A brilliant start meant that even a parity of 71 in the final round didn’t stop the 26-year-old from breaking the championship record for scoring at 72 holes, passing Inkster, In Ji Chung and Annika Sorenstam by one stroke with her 13-to-271 finish.
Leading American Mina Harigae by six strokes on the 12th hole and finishing by four strokes, her victory seemed like a procession even before the Australian hit the final target, but not Lee.
“I was nervous as hell,” Lee admitted to CNN World Sport. “But it was pretty cool.
“Walking down that 18th hole… looking at the whole crowd, looking at the finish line, it was just a special moment.”
“This is a great item for women’s play”
Lifting the Harton S. Semple trophy, Lee became the first Australian to do so since Carrie Webb in 2001 and was rewarded for her efforts with a champagne shower courtesy of compatriot Hannah Green.
Runner-up Harige earned the biggest runner-up in women’s golf history, taking home $1.08 million of a record $10 million total prize pool.
“Each time, we aim higher and higher,” Li said. “For the USGA and the US Open to step up and start this is a big step in the right direction.
“This is a great item for the women’s game and the LPGA.”
While Lee admitted that she hadn’t followed the story closely, she was aware of the controversy the new event had created.
“I don’t really know too much about it, obviously it was a bit controversial,” Lee said.

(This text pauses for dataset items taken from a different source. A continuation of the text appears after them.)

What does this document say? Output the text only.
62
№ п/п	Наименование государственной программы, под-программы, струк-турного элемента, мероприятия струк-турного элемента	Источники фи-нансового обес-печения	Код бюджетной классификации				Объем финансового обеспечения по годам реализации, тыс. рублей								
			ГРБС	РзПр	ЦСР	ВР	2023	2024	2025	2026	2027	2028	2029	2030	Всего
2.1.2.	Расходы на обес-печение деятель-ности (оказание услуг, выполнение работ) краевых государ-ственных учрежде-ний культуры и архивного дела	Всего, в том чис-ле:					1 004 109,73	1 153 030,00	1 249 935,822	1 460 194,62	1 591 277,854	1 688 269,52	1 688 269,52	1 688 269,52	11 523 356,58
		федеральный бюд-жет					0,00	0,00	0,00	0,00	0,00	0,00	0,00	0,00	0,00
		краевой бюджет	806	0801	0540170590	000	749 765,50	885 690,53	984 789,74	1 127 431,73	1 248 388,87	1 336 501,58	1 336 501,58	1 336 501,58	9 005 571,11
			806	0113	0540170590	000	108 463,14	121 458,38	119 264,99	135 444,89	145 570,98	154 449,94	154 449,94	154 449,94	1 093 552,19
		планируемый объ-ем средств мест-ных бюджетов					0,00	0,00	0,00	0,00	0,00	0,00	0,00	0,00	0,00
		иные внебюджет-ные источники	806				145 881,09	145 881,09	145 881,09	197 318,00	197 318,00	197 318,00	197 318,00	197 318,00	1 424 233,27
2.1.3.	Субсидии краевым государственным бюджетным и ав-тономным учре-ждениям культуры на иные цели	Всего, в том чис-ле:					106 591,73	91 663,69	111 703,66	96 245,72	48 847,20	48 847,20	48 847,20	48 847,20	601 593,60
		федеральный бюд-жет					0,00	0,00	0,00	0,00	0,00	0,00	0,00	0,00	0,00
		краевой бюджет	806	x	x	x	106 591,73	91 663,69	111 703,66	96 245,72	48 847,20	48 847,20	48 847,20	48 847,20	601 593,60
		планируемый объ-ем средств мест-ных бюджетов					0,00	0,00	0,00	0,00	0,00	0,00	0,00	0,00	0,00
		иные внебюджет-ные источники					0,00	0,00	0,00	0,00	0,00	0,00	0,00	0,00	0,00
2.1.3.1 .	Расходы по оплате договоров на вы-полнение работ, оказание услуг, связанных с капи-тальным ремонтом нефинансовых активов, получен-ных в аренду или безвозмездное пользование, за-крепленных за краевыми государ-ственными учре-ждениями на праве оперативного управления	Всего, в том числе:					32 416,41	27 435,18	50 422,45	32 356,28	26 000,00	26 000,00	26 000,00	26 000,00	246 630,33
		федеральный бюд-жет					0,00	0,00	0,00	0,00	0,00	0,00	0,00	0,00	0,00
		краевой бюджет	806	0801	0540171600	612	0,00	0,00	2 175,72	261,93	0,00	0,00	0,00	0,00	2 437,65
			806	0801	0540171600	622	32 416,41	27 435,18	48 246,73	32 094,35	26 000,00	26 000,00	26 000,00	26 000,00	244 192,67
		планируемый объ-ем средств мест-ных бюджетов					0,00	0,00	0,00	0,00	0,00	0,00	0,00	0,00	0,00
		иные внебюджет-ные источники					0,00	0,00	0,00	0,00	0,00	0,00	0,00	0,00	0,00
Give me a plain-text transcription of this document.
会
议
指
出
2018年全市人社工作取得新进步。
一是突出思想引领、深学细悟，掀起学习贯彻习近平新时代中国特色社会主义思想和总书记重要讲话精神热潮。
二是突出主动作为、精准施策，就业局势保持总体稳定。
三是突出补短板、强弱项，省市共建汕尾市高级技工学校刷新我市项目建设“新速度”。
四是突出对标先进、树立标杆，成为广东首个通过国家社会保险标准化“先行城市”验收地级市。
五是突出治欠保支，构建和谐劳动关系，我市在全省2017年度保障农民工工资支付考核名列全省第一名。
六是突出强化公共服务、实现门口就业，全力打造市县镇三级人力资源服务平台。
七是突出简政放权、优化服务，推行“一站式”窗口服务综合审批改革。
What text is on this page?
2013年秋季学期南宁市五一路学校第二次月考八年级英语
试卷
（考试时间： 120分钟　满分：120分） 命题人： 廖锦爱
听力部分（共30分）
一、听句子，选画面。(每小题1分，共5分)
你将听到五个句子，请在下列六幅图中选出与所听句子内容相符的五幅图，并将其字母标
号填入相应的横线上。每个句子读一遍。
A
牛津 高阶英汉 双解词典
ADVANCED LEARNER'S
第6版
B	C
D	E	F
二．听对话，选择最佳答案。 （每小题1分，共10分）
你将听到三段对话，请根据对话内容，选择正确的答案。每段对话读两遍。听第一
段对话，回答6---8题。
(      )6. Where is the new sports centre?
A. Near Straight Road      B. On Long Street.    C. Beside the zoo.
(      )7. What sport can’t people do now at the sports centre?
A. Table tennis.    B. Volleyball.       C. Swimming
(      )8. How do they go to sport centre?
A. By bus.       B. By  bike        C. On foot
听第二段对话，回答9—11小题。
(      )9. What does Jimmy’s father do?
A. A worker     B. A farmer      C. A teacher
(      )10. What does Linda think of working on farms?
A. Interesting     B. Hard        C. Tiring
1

“I think it’s just a look at where you are right now in your life,” she added.
The Southern Pines triumph was the second major achievement of Australia’s career, adding to her Evian Championship triumph last year and her eighth LPGA tour win.
But despite the accolades, Lee is focused not only on prize money and trophies, but also on inspiring the next generation of young golfers.
“Hopefully they can see me on TV and I can be a great role model for all the girls and boys around the world to follow their dreams,” Lee said. “Can you do this. Anyone can do it.
“As long as you stick to your plan and stick to what you love, I think you will always do the right thing.”
Her growth to become No. The 3rd golfer in the world was helped by her family, especially Min Woo Lee’s younger brother, himself a professional golfer on the PGA Tour.
“They were with me every step of the way, and I always received only support from them,” she said.
“If I wanted to train, I could train. If I didn’t do it, I wouldn’t need to do it.